"When you start hearing the explosions getting closer to you, it is heart-wrenching. It is so scary."
Thankfully for Obi Ojimadu and his family, they no longer see or hear bombs on the street - even if such memories of their flight from Ukraine do still affect them mentally.
The Nigeria-born football coach, his wife and three teenaged children are now in Hungary, having endured a fear-laden journey from the eastern city of Kharkiv which started just days after the Russian invasion on 24 February.
Ojimadu, who worked for Shakhtar Donetsk, says his children - aged 18, 15 and 13 - are still "traumatised" by their recent experiences.
"When we were in the basement of our house, the trauma was so much that any slight noise keeps you on edge," Obi Ojimadu told BBC Sport Africa.
"You know the kind of stress one can go through, especially for kids.
"The apprehension was like even if a spoon falls, you get scared. The door closes, you get scared. Every little noise, you are scared, you think it is a rocket or bomb.

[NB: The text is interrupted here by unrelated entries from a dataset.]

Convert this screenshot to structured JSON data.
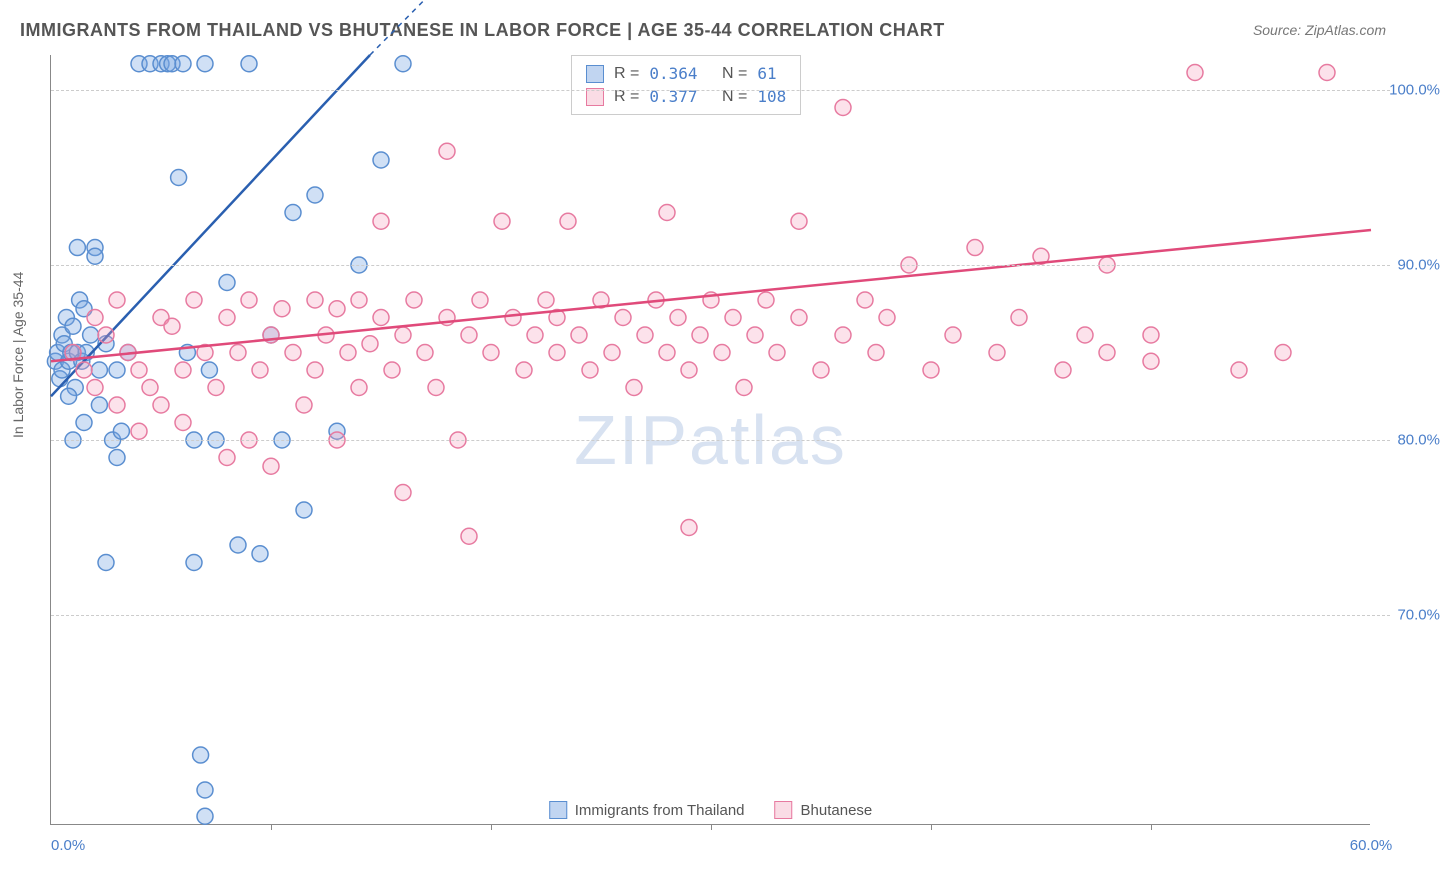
{
  "header": {
    "title": "IMMIGRANTS FROM THAILAND VS BHUTANESE IN LABOR FORCE | AGE 35-44 CORRELATION CHART",
    "source": "Source: ZipAtlas.com"
  },
  "axes": {
    "y_title": "In Labor Force | Age 35-44",
    "xlim": [
      0,
      60
    ],
    "ylim": [
      58,
      102
    ],
    "x_ticks": [
      0,
      20,
      40,
      60
    ],
    "x_tick_labels": [
      "0.0%",
      "",
      "",
      "60.0%"
    ],
    "x_minor_ticks": [
      10,
      20,
      30,
      40,
      50
    ],
    "y_ticks": [
      70,
      80,
      90,
      100
    ],
    "y_tick_labels": [
      "70.0%",
      "80.0%",
      "90.0%",
      "100.0%"
    ],
    "grid_color": "#cccccc",
    "axis_color": "#888888",
    "label_color": "#4a7ec9",
    "label_fontsize": 15
  },
  "watermark": {
    "text_bold": "ZIP",
    "text_light": "atlas",
    "color": "rgba(100,140,200,0.25)",
    "fontsize": 70
  },
  "stats": {
    "rows": [
      {
        "swatch": "blue",
        "r_label": "R =",
        "r_val": "0.364",
        "n_label": "N =",
        "n_val": " 61"
      },
      {
        "swatch": "pink",
        "r_label": "R =",
        "r_val": "0.377",
        "n_label": "N =",
        "n_val": "108"
      }
    ]
  },
  "legend": {
    "items": [
      {
        "swatch": "blue",
        "label": "Immigrants from Thailand"
      },
      {
        "swatch": "pink",
        "label": "Bhutanese"
      }
    ]
  },
  "series": [
    {
      "name": "thailand",
      "type": "scatter",
      "marker": {
        "shape": "circle",
        "radius": 8,
        "fill": "rgba(120,165,225,0.35)",
        "stroke": "#5a8ed0",
        "stroke_width": 1.5
      },
      "trendline": {
        "x1": 0,
        "y1": 82.5,
        "x2": 14.5,
        "y2": 102,
        "stroke": "#2a5fb0",
        "stroke_width": 2.5,
        "dash_extend": {
          "x2": 20,
          "y2": 109
        }
      },
      "points": [
        [
          0.2,
          84.5
        ],
        [
          0.3,
          85
        ],
        [
          0.4,
          83.5
        ],
        [
          0.5,
          86
        ],
        [
          0.5,
          84
        ],
        [
          0.6,
          85.5
        ],
        [
          0.7,
          87
        ],
        [
          0.8,
          84.5
        ],
        [
          0.9,
          85
        ],
        [
          1.0,
          86.5
        ],
        [
          1.1,
          83
        ],
        [
          1.2,
          85
        ],
        [
          1.3,
          88
        ],
        [
          1.4,
          84.5
        ],
        [
          1.5,
          87.5
        ],
        [
          1.6,
          85
        ],
        [
          1.8,
          86
        ],
        [
          2.0,
          91
        ],
        [
          2.0,
          90.5
        ],
        [
          2.2,
          84
        ],
        [
          2.5,
          85.5
        ],
        [
          2.8,
          80
        ],
        [
          3.0,
          84
        ],
        [
          3.2,
          80.5
        ],
        [
          3.5,
          85
        ],
        [
          4.0,
          101.5
        ],
        [
          4.5,
          101.5
        ],
        [
          5.0,
          101.5
        ],
        [
          5.3,
          101.5
        ],
        [
          5.5,
          101.5
        ],
        [
          5.8,
          95
        ],
        [
          6.0,
          101.5
        ],
        [
          6.2,
          85
        ],
        [
          6.5,
          80
        ],
        [
          7.0,
          101.5
        ],
        [
          7.2,
          84
        ],
        [
          7.5,
          80
        ],
        [
          8.0,
          89
        ],
        [
          8.5,
          74
        ],
        [
          9.0,
          101.5
        ],
        [
          9.5,
          73.5
        ],
        [
          10.0,
          86
        ],
        [
          10.5,
          80
        ],
        [
          11.0,
          93
        ],
        [
          11.5,
          76
        ],
        [
          12.0,
          94
        ],
        [
          13.0,
          80.5
        ],
        [
          14.0,
          90
        ],
        [
          15.0,
          96
        ],
        [
          16.0,
          101.5
        ],
        [
          1.5,
          81
        ],
        [
          2.2,
          82
        ],
        [
          3.0,
          79
        ],
        [
          0.8,
          82.5
        ],
        [
          1.0,
          80
        ],
        [
          2.5,
          73
        ],
        [
          6.5,
          73
        ],
        [
          6.8,
          62
        ],
        [
          7.0,
          60
        ],
        [
          7.0,
          58.5
        ],
        [
          1.2,
          91
        ]
      ]
    },
    {
      "name": "bhutanese",
      "type": "scatter",
      "marker": {
        "shape": "circle",
        "radius": 8,
        "fill": "rgba(245,160,190,0.3)",
        "stroke": "#e77aa0",
        "stroke_width": 1.5
      },
      "trendline": {
        "x1": 0,
        "y1": 84.5,
        "x2": 60,
        "y2": 92,
        "stroke": "#e04a7a",
        "stroke_width": 2.5
      },
      "points": [
        [
          1,
          85
        ],
        [
          1.5,
          84
        ],
        [
          2,
          83
        ],
        [
          2,
          87
        ],
        [
          2.5,
          86
        ],
        [
          3,
          82
        ],
        [
          3,
          88
        ],
        [
          3.5,
          85
        ],
        [
          4,
          84
        ],
        [
          4,
          80.5
        ],
        [
          4.5,
          83
        ],
        [
          5,
          87
        ],
        [
          5,
          82
        ],
        [
          5.5,
          86.5
        ],
        [
          6,
          84
        ],
        [
          6,
          81
        ],
        [
          6.5,
          88
        ],
        [
          7,
          85
        ],
        [
          7.5,
          83
        ],
        [
          8,
          87
        ],
        [
          8,
          79
        ],
        [
          8.5,
          85
        ],
        [
          9,
          88
        ],
        [
          9,
          80
        ],
        [
          9.5,
          84
        ],
        [
          10,
          86
        ],
        [
          10,
          78.5
        ],
        [
          10.5,
          87.5
        ],
        [
          11,
          85
        ],
        [
          11.5,
          82
        ],
        [
          12,
          88
        ],
        [
          12,
          84
        ],
        [
          12.5,
          86
        ],
        [
          13,
          87.5
        ],
        [
          13,
          80
        ],
        [
          13.5,
          85
        ],
        [
          14,
          88
        ],
        [
          14,
          83
        ],
        [
          14.5,
          85.5
        ],
        [
          15,
          87
        ],
        [
          15,
          92.5
        ],
        [
          15.5,
          84
        ],
        [
          16,
          86
        ],
        [
          16,
          77
        ],
        [
          16.5,
          88
        ],
        [
          17,
          85
        ],
        [
          17.5,
          83
        ],
        [
          18,
          87
        ],
        [
          18,
          96.5
        ],
        [
          18.5,
          80
        ],
        [
          19,
          86
        ],
        [
          19,
          74.5
        ],
        [
          19.5,
          88
        ],
        [
          20,
          85
        ],
        [
          20.5,
          92.5
        ],
        [
          21,
          87
        ],
        [
          21.5,
          84
        ],
        [
          22,
          86
        ],
        [
          22.5,
          88
        ],
        [
          23,
          85
        ],
        [
          23,
          87
        ],
        [
          23.5,
          92.5
        ],
        [
          24,
          86
        ],
        [
          24.5,
          84
        ],
        [
          25,
          88
        ],
        [
          25.5,
          85
        ],
        [
          26,
          87
        ],
        [
          26.5,
          83
        ],
        [
          27,
          86
        ],
        [
          27.5,
          88
        ],
        [
          28,
          85
        ],
        [
          28,
          93
        ],
        [
          28.5,
          87
        ],
        [
          29,
          84
        ],
        [
          29,
          75
        ],
        [
          29.5,
          86
        ],
        [
          30,
          88
        ],
        [
          30.5,
          85
        ],
        [
          31,
          87
        ],
        [
          31.5,
          83
        ],
        [
          32,
          86
        ],
        [
          32.5,
          88
        ],
        [
          33,
          85
        ],
        [
          34,
          87
        ],
        [
          34,
          92.5
        ],
        [
          35,
          84
        ],
        [
          36,
          86
        ],
        [
          36,
          99
        ],
        [
          37,
          88
        ],
        [
          37.5,
          85
        ],
        [
          38,
          87
        ],
        [
          39,
          90
        ],
        [
          40,
          84
        ],
        [
          41,
          86
        ],
        [
          42,
          91
        ],
        [
          43,
          85
        ],
        [
          44,
          87
        ],
        [
          45,
          90.5
        ],
        [
          46,
          84
        ],
        [
          47,
          86
        ],
        [
          48,
          85
        ],
        [
          50,
          84.5
        ],
        [
          52,
          101
        ],
        [
          54,
          84
        ],
        [
          56,
          85
        ],
        [
          58,
          101
        ],
        [
          50,
          86
        ],
        [
          48,
          90
        ]
      ]
    }
  ]
}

"Even when we moved from Ukraine, everything made us scared. Right here now in Hungary, the trauma is still there.
"If you hear any kind of noise or a car passing or a helicopter flying by, you will be wondering what that is. So, you have all these apprehensions."
Two of Obi's children fell ill as their three-day journey from Kharkiv to Budapest took its toll, but the trauma is slowly dissipating.
"We know this is out of the whole stress and trauma that they faced," the 50-year-old said.
"They are handling it very well now, because everywhere is peaceful now. You can walk out on the streets, feel free, start removing that experience from their minds.
"Thank God for the past few days, we are now having enough sleep and the tension and stress are wearing out."
Obi Ojimadu with his family at a 50th birthday party
After sheltering for a few days in their basement Ojimadu, a grassroots coach of Under-11 and Under-13 teams affiliated to Shakhtar, eventually decided the family had to leave their home as the attacks on Kharkiv got worse.
''Hearing explosions getting closer and watching the news, you hear this person was killed here, that person was killed there," he said.
"There was nowhere safe. Even when we were in the basement, we were also hearing explosions, windows shattering, people screaming and running here and there.
"The first day we tried to get to the train station, as we were driving closer to the train station, we heard explosions. It could be about 500 metres from us - heavy explosions, two or three times.
"You hear this shattering noise, you don't know where it is coming from, you don't know where to walk to. We saw explosions, we saw houses being destroyed. It is one of the scariest things anybody can ever see in life.
"As a father and as a parent, it is quite difficult looking at your child in such situation. You cannot give answers to all the questions, and you don't know what is going to happen.''
The family eventually got a train from Kharkiv to the capital Kyiv on 27 February, three days after the invasion.
"Our lives were really in danger, that was why we made that decision to move as quickly as possible,'' Ojimadu said.
"There was an issue with train in Kyiv, we had to wait seven hours at the train station before it could move. And that was when the fight was heavy in the capital, we could hear explosions from where we were, and we could not get out of the train.
"It was very traumatic. Having in mind that safety of the kids is paramount, we just had to make the journey out of Ukraine."
The family endured a 28-hour journey from Kharkiv to Lviv, a city in western Ukraine around 70 kilometres (43 miles) from the Polish border.
Ojimadu left Nigeria in 1988 to study on a scholarship in the Soviet Union (now Russia) and later moved to Ukraine to start a business with his brother.
Including a stint in Kyiv, he had lived in Ukraine for 17 years and raised his children there, but found himself leaving behind his adopted home to get to safety.
"We are people who have settled down in Ukraine but we had to leave everything behind," he said.
"It was just a question of saving our lives. You need to travel light because you don't know what condition you are going to meet on the way.
"So, we did not pack anything. We had to leave everything we have worked for, for decades. We had to leave everything behind just for us to be safe.''
Their arrival in Lviv on 28 February, a city Ojimadu described as "crowded", saw the family move away from the worst of the fighting.
After a four-hour wait, they boarded another train to Uzhgorod, closer to the border with Slovakia and Hungary, where, exhausted, they spent the night.
The next afternoon, the Ojimadus travelled to the village of Chop, a 30-minute drive from Uzhgorod, and, after waiting four hours, took a 10-minute train ride across the Hungarian border to Zahony.
From there, they got a connecting train to Budapest, where they arrived on the night of 29 February.
"It was a three-day journey from Ukraine to Hungary," Ojimadu said. "It was very stressful.''
Ojmadu is keeping in touch with his employers at Shakhtar Donetsk amid the war situation in Ukraine, and he retains hope that the conflict will end soon so that normalcy can return.
''I had to inform my superiors (at Shakhtar) before I left," he said.
"They understand as everybody is just trying to stay safe. I informed them that we had to leave for now for safety, and they are encouraging us.
"We are all hoping that this whole thing comes to an end."